The src of the image tag really isn't an image file, but the browser will still make the request and display an empty image:

enter image description here

This means that the attacker had just successfully made a request to https://stackoverflow.com/users/632951/pacerier on the user's behalf, most likely without the user even knowing it.

As mentioned in Preventing CSRF and XSRF Attacks, we could add some hidden input fields and a form saying "Are you sure you want to request this page?". The disadvantage is that every genuine user that requests the page would now need to click the button Yes, Confirm Request Page before they can visit the webpage, which would severely break usability. I don't want to force users to click Confirm for every page that does tracking.

Are there other more user-friendly ways to prevent CSRF get requests?

How can we tell the browser not to request pages from a domain http://mysite.com if it is an embedded page (browser's url bar is not showing the requested page, which means it's an embedded image, frame, iframe, etc)?


Solution

  • Here's one way that ought to be fairly simple and reliable:

    • Don't count the requests made for the page, but rather requests made by something on the page (e.g. AJAX requests, and/or requests for an image on the page). This will take care of img hacks, since browsers won't actually try to render an HTML page as an image, and so won't run any JavaScript or load any (sub)images on the page.

    • Add an X-Frame-Options: DENY header to the page, so that browsers won't render it in an iframe either. For older browsers (or just as part of a belt-and-suspenders approach), you can also have your JavaScript check that window.parent == window before sending the AJAX confirmation.
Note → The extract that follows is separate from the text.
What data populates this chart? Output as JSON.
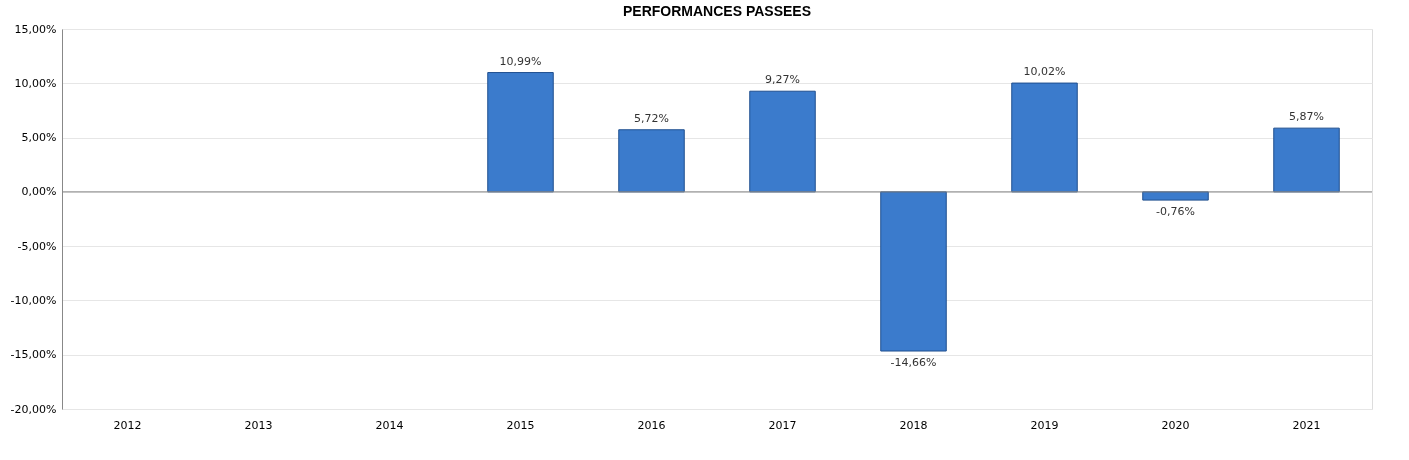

    • Finally, to protect the (AJAX / image) requests that you do count from spoofing, include a unique, unpredictable token that is valid only once in each of them. One way to do that is to generate the tokens randomly and save them in a database (or in session storage) until they're received back (or get too old).

      Alternatively, if you don't want to store the tokens in a database, you could calculate a MAC of a timestamp (and e.g. the user's IP address) and send both with the request, discounting any requests with a wrong MAC or a stale timestamp.